‘An editor is one who separates the wheat from the chaff – and prints the chaff,’ said the American lawyer and statesman Adlai Stevenson. This is not true of Pradip Thomas who, as editor of Media Development from 1994 to 2004, was adept at the lost art of winnowing. Pradip left the staff of the World Association for Christian Communication (WACC) at the end of last year to take up a post as Assistant Professor in the School of Journalism and Communication at the University of Queensland, Brisbane, Australia. We bid him farewell.
Pradip N. Thomas studied at the University of Madras, India (BA and MA in English Language and Literature) and at the Centre for Mass Communication Research, University of Leicester, UK (PhD). His doctoral thesis was on development communication, locating it in the larger, historical context of development and underdevelopment in India. The study compared and contrasted two models of development communication, one mainly informative and the other transformative.
Pradip was Associate Professor at the Tamilnadu Theological Seminary, Madurai, India (1987-90), where he taught communication theory and practice for an MTh course. He also helped with a post-graduate diploma course in communication offered by the Ramaraj University in Madurai.
In 1990 he joined the WACC staff at its international headquarters in London as the person responsible for coordinating communication projects in WACC’s Asia Region. In 1995 he was appointed Director of Studies and Publications, an extensive area of work that in 2003 became the Global Studies Programme.

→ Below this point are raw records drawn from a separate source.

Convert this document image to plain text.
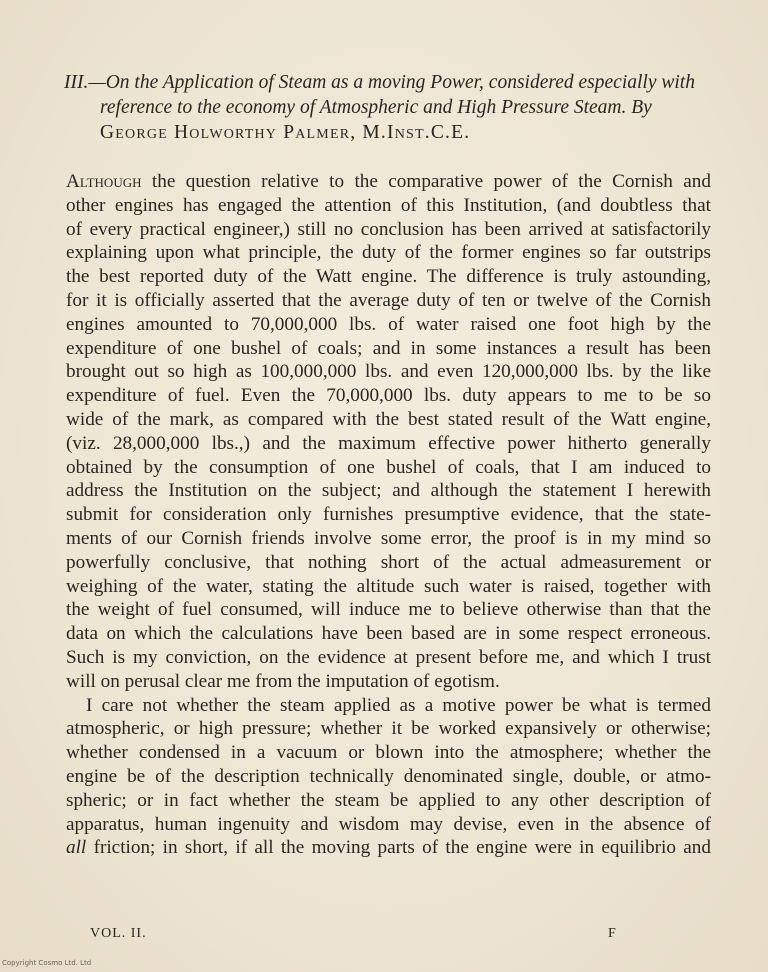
III.—On the Application of Steam as a moving Power, considered especially with
reference to the economy of Atmospheric and High Pressure Steam. By
George Holworthy Palmer, M.Inst.C.E.
Although the question relative to the comparative power of the Cornish and
other engines has engaged the attention of this Institution, (and doubtless that
of every practical engineer,) still no conclusion has been arrived at satisfactorily
explaining upon what principle, the duty of the former engines so far outstrips
the best reported duty of the Watt engine. The difference is truly astounding,
for it is officially asserted that the average duty of ten or twelve of the Cornish
engines amounted to 70,000,000 lbs. of water raised one foot high by the
expenditure of one bushel of coals; and in some instances a result has been
brought out so high as 100,000,000 lbs. and even 120,000,000 lbs. by the like
expenditure of fuel. Even the 70,000,000 lbs. duty appears to me to be so
wide of the mark, as compared with the best stated result of the Watt engine,
(viz. 28,000,000 lbs.,) and the maximum effective power hitherto generally
obtained by the consumption of one bushel of coals, that I am induced to
address the Institution on the subject; and although the statement I herewith
submit for consideration only furnishes presumptive evidence, that the state-
ments of our Cornish friends involve some error, the proof is in my mind so
powerfully conclusive, that nothing short of the actual admeasurement or
weighing of the water, stating the altitude such water is raised, together with
the weight of fuel consumed, will induce me to believe otherwise than that the
data on which the calculations have been based are in some respect erroneous.
Such is my conviction, on the evidence at present before me, and which I trust
will on perusal clear me from the imputation of egotism.
I care not whether the steam applied as a motive power be what is termed
atmospheric, or high pressure; whether it be worked expansively or otherwise;
whether condensed in a vacuum or blown into the atmosphere; whether the
engine be of the description technically denominated single, double, or atmo-
spheric; or in fact whether the steam be applied to any other description of
apparatus, human ingenuity and wisdom may devise, even in the absence of
all friction; in short, if all the moving parts of the engine were in equilibrio and
VOL. II.	F
Copyright Cosmo Ltd. Ltd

Over ten years he contributed a number of articles to international publications as well as chapters to several books. He is editor of Refugees and their Right to Communicate: Perspectives from South-East Asia (2001), co-editor with Michael Richards and Zaharom Nain of Communication and Development: The Freirian Connection (2004), and co-editor with Zaharom Nain of Who Owns the Media: Global trends and local resistances (2004).
At a farewell dinner held in London on 10 December 2004, WACC presented Pradip with a copy of John James Audubon: The Watercolours for the Birds of America, marking his passion for wildlife and his role as Coordinator of the WACC North American Regional Association, and a copy of The Times Book of English Verse to mark his interest in English literature and the many years spent in the United Kingdom.

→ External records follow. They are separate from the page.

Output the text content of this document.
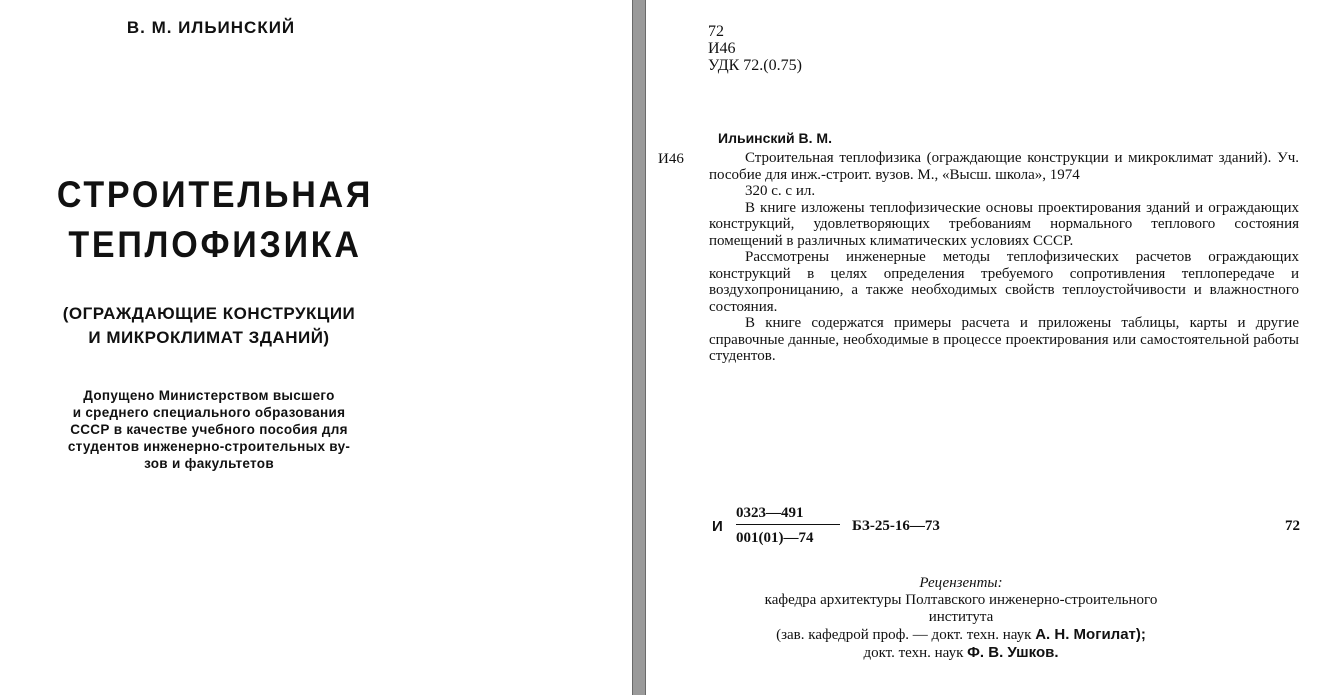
В. М. ИЛЬИНСКИЙ
СТРОИТЕЛЬНАЯ
ТЕПЛОФИЗИКА
(ОГРАЖДАЮЩИЕ КОНСТРУКЦИИ
И МИКРОКЛИМАТ ЗДАНИЙ)
Допущено Министерством высшего
и среднего специального образования
СССР в качестве учебного пособия для
студентов инженерно-строительных ву-
зов и факультетов
72
И46
УДК 72.(0.75)
Ильинский В. М.
И46	Строительная теплофизика (ограждающие конструкции и микроклимат зданий). Уч. пособие для инж.-строит. вузов. М., «Высш. школа», 1974

320 с. с ил.

В книге изложены теплофизические основы проектирования зданий и ограждающих конструкций, удовлетворяющих требованиям нормального теплового состояния помещений в различных климатических условиях СССР.

Рассмотрены инженерные методы теплофизических расчетов ограждающих конструкций в целях определения требуемого сопротивления теплопередаче и воздухопроницанию, а также необходимых свойств теплоустойчивости и влажностного состояния.

В книге содержатся примеры расчета и приложены таблицы, карты и другие справочные данные, необходимые в процессе проектирования или самостоятельной работы студентов.

И
0323—491
001(01)—74
БЗ-25-16—73	72
Рецензенты:
кафедра архитектуры Полтавского инженерно-строительного
института
(зав. кафедрой проф. — докт. техн. наук А. Н. Могилат);
докт. техн. наук Ф. В. Ушков.
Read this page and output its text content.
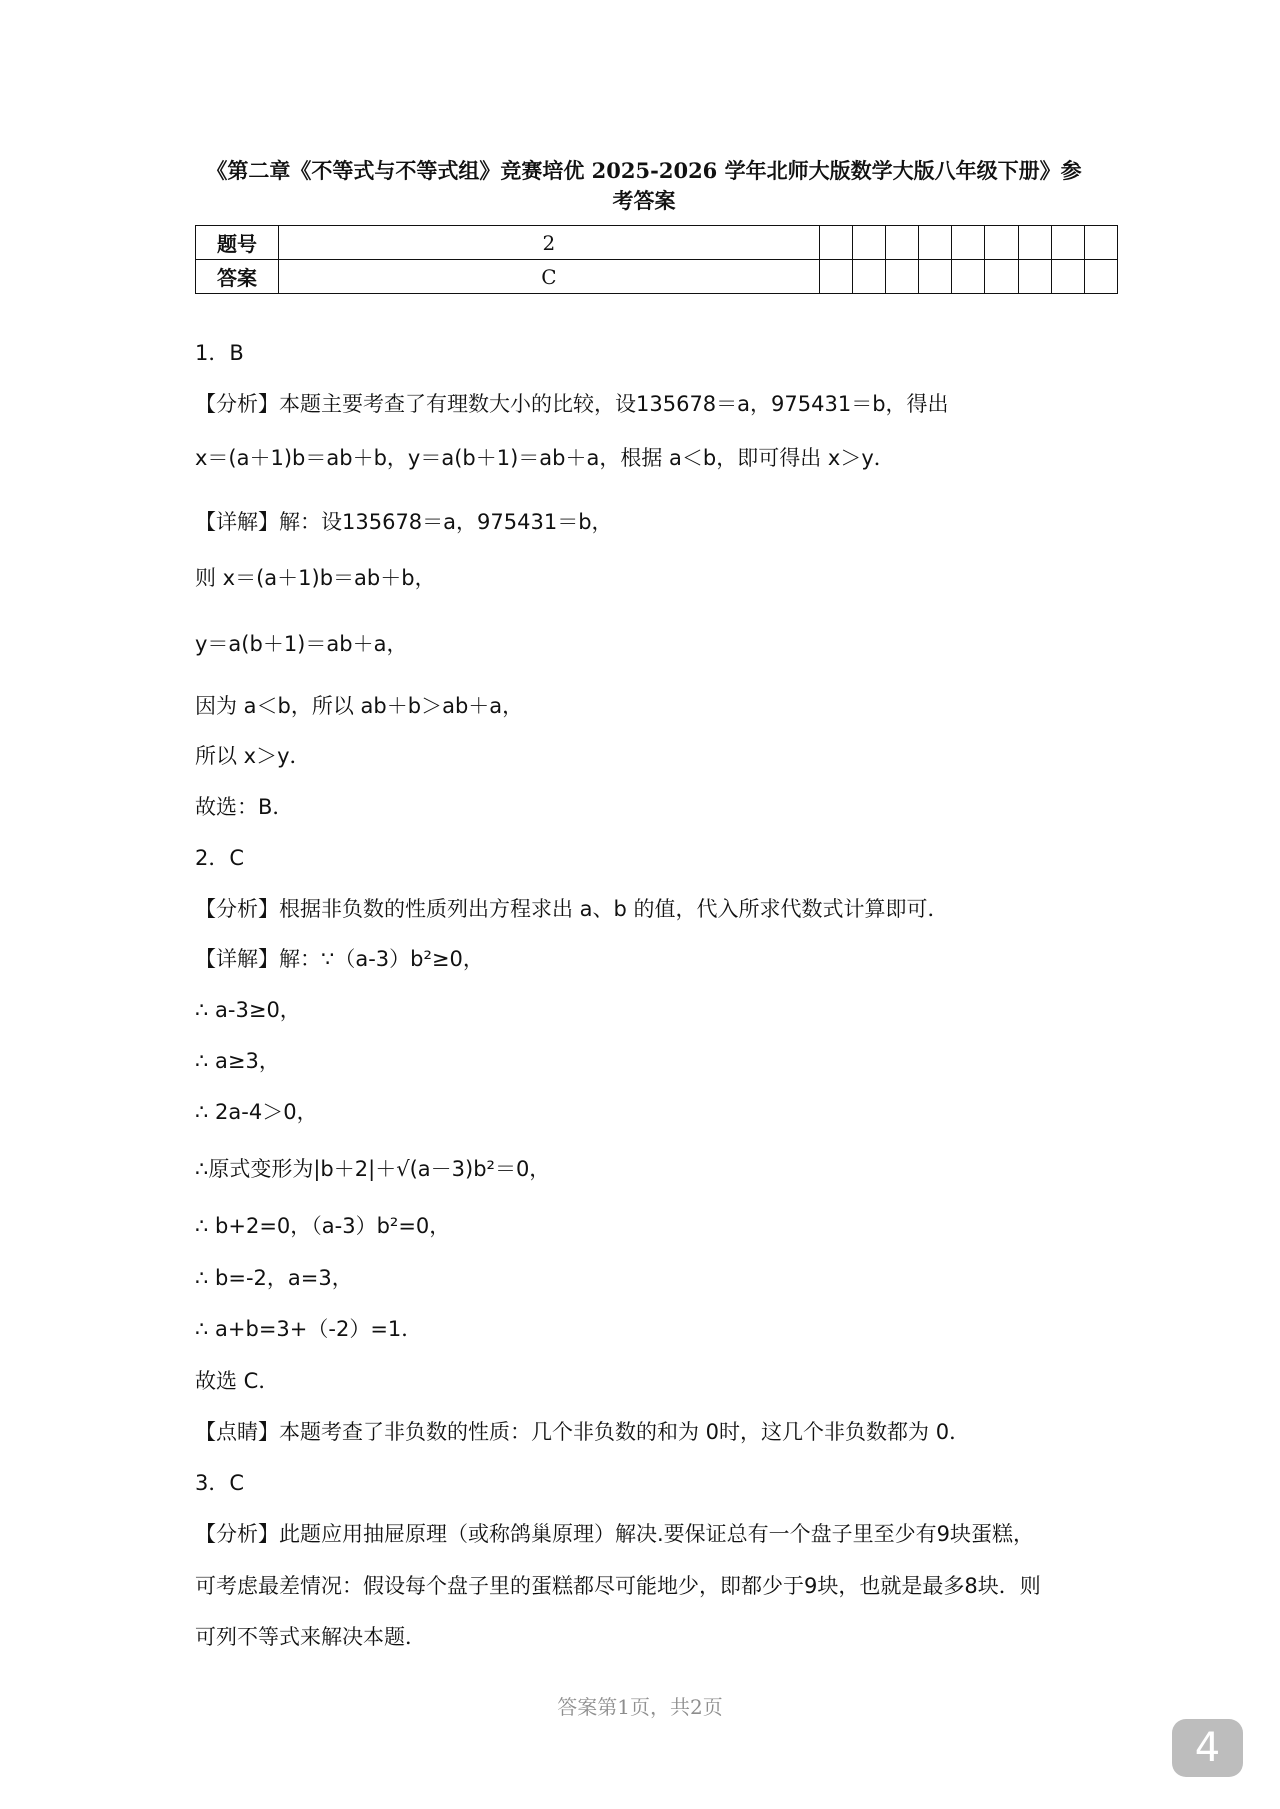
《第二章《不等式与不等式组》竞赛培优 2025-2026 学年北师大版数学大版八年级下册》参
考答案
题号	2									
答案	C									
1．B
【分析】本题主要考查了有理数大小的比较，设135678＝a，975431＝b，得出
x＝(a＋1)b＝ab＋b，y＝a(b＋1)＝ab＋a，根据 a＜b，即可得出 x＞y．
【详解】解：设135678＝a，975431＝b，
则 x＝(a＋1)b＝ab＋b，
y＝a(b＋1)＝ab＋a，
因为 a＜b，所以 ab＋b＞ab＋a，
所以 x＞y．
故选：B．
2．C
【分析】根据非负数的性质列出方程求出 a、b 的值，代入所求代数式计算即可．
【详解】解：∵（a-3）b²≥0，
∴ a-3≥0，
∴ a≥3，
∴ 2a-4＞0，
∴原式变形为|b＋2|＋√(a－3)b²＝0，
∴ b+2=0，（a-3）b²=0，
∴ b=-2，a=3，
∴ a+b=3+（-2）=1．
故选 C．
【点睛】本题考查了非负数的性质：几个非负数的和为 0时，这几个非负数都为 0．
3．C
【分析】此题应用抽屉原理（或称鸽巢原理）解决.要保证总有一个盘子里至少有9块蛋糕，
可考虑最差情况：假设每个盘子里的蛋糕都尽可能地少，即都少于9块，也就是最多8块．则
可列不等式来解决本题．
答案第1页，共2页
4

For WACC’s series of booklets ‘In search of common values’, Pradip wrote Communicating Difference. The booklet’s final words sum up his communication philosophy as well as that of WACC’s Global Studies Programme: ‘There is a need to listen to and be aware of the more nuanced understandings and explanations of the human condition. The sustainability of long-term justice and peace may well be dependent on the acknowledgement of and commitment to a larger understanding of diversity.’